Adoma, premier opérateur en matière de logement très social et d’hébergement, est aujourd’hui comme hier, un partenaire incontournable de l’Etat. Encore aujourd’hui, vous gérez la moitié des foyers de travailleurs migrants sur l’ensemble du territoire national. C’est là une tâche d’une ampleur considérable.
A cet égard, je veux saluer l’effort de modernisation que vous avez réalisé, depuis 1997, en faveur des foyers et des résidences sociales, lesquels représentent aujourd’hui une capacité de logement d’environ 100 000 personnes. Ce sont ainsi pas moins de 70 000 logements, dont 340 résidences sociales et foyers de jeunes travailleurs, ainsi que 167 foyers de travailleurs migrants, qui sont administrés avec rigueur et humanité par votre société.
La mission que vous accomplissez, offrir des logements dignes à ces personnes qui sont venues travailler chez nous, est tout simplement indispensable afin de créer les conditions de leur intégration au sein de notre société. C’est la raison pour laquelle les foyers d’origine, conçus dans les années cinquante pour des travailleurs isolés, offrant des chambres exiguës organisées en unité de vie sur un modèle proche de celui de la colocation, ont fait l’objet d’une importante réhabilitation pour les transformer en logements autonomes, mieux adaptés aux enjeux et aux habitudes d’aujourd’hui.

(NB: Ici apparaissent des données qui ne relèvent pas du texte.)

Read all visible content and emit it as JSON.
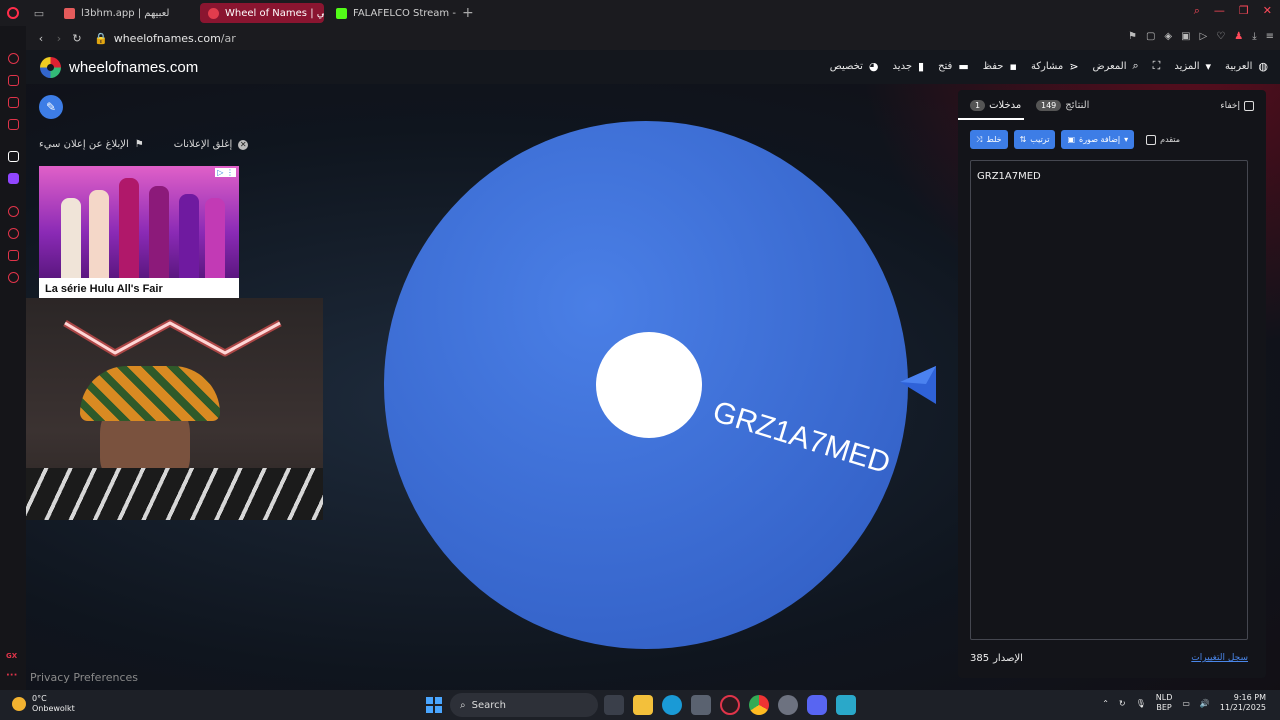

Au-delà du bâti, c’est également dans l’accompagnement qu’Adoma s’est fortement investi, avec le développement d’actions sociales organisées autour de trois thématiques :
Je rappelle que l’État s’engage résolument à vos côtés, via un soutien financier particulièrement significatif pour appuyer vos initiatives, vous accompagner dans vos missions, contribuer à la réhabilitation des logements. Ce soutien, nous allons bien sûr continuer à vous l’apporter. 9 projets de transformation de logements sont ainsi en cours de validation pour l’année 2016, et 22 nouveaux dossiers seront présentés pour l’année prochaine. Plus que jamais, et j’y insiste nous sommes donc à vos côtés.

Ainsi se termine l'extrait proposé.